Он вытащил из-под подушки часы, они показывали начало одиннадцатого. Я совершенно не могла припомнить, когда он их положил туда, ведь я же перестилала постель.
— Ты чудо! — с неожиданным восторгом сказал Виктор, воодушевляя моих бабочек. — Я сам всегда мечтал уснуть вот так, как ты говоришь, «внутри друг друга». Но всегда все женщины хотели апогея, — неуместно добавил он.
— Все мужчины тоже, — не более уместно вырвалось у меня.
— Да дураки они! Нам с тобой они не указ!
Мы нашли друг друга!
Он жизнерадостно поцеловал мой лоб, скользнул губами к вискам, руками притягивая к себе мою голову, и необходимость апогея обрушилась на нас майской грозой. И все произошло захватывающе и феерически мгновенно, незатейливо, но до того удачно, что я расплакалась от забившихся во всех атомах моего существа счастливых мотыльков...
— Софи, но сейчас-то что не так? — переполошился Виктор.
— Все хорошо, — всхлипнула я. — Иди гуляй с собакой.
— Ты всегда ревешь, если не родится идея?
— Нет, в первый раз... Мне нужен платок. Где моя сумочка?
— Сейчас. — Виктор поднялся, подошел к окну и распахнул шторы. Ночник сразу потускнел, на улице светило солнце. — А погодка-то! — Он распахнул шкаф и извлек оттуда вельветовые брюки и какую-то рубаху. — Только не реви, как динозавр, терпеть не могу.
— А я терпеть не могу, когда меня будят. — Я обвела взглядом спальню. — Какой же ты пижон! Аквариум во всю стену! Ореховая мебель!
Дашь ты мне носовой платок?
— Держи. — Виктор швырнул в меня огромное махровое полотенце. — Где ванная, знаешь.
И не особенно залеживайся там, я вернусь скоро. И кофе свари к моему приходу.
Я хотела сделать ему замечание по поводу безобразного тона, неподобающего после ночи любви, но Виктор, беспечно бросив:
— Пока, любимая! — послал воздушный поцелуй и скрылся в коридоре. Я услышала, как он сказал Шено:
— Потерпи, потерпи, бедолага. Скорее бы объявился твой хозяин.

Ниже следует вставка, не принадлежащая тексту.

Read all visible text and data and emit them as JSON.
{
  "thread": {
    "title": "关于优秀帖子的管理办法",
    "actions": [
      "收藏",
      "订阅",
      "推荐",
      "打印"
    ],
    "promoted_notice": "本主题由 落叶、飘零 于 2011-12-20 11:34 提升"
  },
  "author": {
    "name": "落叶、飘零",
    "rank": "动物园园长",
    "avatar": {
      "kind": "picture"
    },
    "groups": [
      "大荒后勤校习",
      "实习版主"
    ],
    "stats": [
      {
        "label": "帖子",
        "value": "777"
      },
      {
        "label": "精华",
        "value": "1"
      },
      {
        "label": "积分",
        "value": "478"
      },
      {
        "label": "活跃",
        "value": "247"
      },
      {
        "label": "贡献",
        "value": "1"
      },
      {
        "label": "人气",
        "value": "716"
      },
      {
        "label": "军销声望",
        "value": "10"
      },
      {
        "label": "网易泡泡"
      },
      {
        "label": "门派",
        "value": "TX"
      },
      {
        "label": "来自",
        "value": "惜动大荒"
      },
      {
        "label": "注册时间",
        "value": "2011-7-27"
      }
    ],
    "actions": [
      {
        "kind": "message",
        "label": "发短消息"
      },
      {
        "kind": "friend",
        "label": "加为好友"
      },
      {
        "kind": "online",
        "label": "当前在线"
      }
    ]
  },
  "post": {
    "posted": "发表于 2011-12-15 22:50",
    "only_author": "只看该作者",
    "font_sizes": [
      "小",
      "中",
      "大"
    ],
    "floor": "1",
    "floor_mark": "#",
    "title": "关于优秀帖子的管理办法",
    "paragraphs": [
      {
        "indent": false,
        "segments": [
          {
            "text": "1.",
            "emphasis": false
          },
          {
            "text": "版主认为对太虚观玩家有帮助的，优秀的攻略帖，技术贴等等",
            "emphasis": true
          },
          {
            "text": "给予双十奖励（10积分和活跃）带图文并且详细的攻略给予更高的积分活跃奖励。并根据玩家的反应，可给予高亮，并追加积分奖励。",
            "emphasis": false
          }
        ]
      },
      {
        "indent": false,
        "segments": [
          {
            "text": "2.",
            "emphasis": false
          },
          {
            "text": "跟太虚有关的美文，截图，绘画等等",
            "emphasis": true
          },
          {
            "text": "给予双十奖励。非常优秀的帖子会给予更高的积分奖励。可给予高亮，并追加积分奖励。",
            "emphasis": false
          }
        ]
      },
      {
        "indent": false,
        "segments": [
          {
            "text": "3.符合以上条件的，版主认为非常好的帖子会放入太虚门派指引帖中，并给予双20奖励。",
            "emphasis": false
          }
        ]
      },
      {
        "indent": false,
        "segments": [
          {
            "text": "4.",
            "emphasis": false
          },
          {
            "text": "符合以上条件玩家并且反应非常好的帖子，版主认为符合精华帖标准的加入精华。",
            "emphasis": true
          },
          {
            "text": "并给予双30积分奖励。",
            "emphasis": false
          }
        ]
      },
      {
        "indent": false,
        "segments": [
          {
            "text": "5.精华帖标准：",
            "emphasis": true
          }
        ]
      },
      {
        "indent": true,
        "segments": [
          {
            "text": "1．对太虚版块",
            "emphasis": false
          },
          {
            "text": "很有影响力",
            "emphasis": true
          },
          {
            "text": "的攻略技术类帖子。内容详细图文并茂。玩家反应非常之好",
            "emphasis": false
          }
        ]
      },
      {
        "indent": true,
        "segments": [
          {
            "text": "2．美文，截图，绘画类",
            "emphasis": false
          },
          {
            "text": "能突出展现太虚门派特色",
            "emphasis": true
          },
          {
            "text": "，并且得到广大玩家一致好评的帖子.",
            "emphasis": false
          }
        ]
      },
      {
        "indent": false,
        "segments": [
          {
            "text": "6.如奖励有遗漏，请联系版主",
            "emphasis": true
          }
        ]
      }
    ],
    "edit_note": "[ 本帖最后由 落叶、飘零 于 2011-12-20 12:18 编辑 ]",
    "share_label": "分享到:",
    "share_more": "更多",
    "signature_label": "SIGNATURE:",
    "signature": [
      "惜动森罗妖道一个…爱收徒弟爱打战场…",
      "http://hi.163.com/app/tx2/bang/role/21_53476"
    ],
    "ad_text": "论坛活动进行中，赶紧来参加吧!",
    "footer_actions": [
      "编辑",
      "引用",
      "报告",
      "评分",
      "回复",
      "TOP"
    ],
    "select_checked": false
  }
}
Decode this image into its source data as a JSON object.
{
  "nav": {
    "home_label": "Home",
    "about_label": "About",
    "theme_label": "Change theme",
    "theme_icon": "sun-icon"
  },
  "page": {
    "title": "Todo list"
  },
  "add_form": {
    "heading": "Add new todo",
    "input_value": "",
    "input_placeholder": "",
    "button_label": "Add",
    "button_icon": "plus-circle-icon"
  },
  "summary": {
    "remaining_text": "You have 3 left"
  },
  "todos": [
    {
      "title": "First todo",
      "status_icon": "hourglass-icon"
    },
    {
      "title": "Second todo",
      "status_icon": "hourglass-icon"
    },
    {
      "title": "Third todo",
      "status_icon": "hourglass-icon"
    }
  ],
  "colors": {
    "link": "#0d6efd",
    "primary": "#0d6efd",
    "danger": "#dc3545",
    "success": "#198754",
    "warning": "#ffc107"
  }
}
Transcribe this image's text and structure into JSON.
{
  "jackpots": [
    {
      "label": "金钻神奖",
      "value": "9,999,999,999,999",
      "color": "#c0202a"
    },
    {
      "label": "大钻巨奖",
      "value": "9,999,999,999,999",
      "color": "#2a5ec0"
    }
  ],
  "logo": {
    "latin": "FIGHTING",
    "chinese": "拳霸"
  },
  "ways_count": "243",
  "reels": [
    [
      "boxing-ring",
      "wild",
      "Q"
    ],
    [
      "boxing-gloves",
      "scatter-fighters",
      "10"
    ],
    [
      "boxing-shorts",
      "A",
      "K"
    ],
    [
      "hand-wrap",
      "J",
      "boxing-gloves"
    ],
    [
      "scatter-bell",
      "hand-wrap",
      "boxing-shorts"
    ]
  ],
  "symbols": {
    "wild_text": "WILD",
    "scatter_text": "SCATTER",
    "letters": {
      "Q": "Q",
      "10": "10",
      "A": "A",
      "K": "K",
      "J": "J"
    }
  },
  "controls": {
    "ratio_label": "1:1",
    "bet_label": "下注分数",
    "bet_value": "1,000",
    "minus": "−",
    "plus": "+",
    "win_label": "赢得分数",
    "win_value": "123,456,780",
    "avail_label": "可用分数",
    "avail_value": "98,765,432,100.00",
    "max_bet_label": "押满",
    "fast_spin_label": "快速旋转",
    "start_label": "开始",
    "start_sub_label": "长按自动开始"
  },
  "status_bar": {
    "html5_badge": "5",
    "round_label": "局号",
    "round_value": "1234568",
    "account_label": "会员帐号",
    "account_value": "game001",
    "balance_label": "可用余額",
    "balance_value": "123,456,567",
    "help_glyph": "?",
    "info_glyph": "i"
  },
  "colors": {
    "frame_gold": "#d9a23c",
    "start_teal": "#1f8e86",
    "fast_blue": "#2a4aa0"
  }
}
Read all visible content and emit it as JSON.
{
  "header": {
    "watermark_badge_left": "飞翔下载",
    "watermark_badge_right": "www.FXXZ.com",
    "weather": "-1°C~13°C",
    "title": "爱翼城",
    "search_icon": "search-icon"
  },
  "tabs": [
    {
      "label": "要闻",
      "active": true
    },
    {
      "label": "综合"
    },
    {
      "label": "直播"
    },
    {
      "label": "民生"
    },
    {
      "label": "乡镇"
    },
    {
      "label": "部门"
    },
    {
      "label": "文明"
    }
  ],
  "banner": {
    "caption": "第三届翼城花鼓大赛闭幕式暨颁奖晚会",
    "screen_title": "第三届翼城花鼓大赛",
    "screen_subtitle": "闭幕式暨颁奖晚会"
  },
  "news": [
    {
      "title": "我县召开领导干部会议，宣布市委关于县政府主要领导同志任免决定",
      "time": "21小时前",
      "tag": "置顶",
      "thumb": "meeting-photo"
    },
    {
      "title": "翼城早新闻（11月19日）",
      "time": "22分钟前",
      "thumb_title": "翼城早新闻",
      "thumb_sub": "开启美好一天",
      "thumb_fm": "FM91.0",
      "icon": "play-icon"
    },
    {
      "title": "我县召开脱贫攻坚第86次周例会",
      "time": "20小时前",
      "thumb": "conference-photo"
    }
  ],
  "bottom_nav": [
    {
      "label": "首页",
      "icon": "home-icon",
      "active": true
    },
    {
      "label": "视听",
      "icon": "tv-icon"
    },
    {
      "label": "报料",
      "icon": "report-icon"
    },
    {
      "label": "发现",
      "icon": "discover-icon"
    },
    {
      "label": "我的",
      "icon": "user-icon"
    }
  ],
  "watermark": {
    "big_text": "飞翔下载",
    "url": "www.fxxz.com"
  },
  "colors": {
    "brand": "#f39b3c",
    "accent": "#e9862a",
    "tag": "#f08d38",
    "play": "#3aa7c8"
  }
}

— Виктор! Купи сигареты! — крикнула я.
— Даже слово забудь! — отозвался он. — Иначе разлюблю!
Хлопнула входная дверь.
До чего же наглый, самоуверенный, самовлюбленный тип! — подумала я. Впрочем, следовало бы признаться, что курить мне не хотелось вовсе, и это было странно, как и то, что во всем моем организме, даже во рту, после вчерашнего неумеренного питья и обжорства была удивительная легкость и свежесть!
Может, и правда не обижаться на его ежеминутную смену настроения и сварить ему кофе?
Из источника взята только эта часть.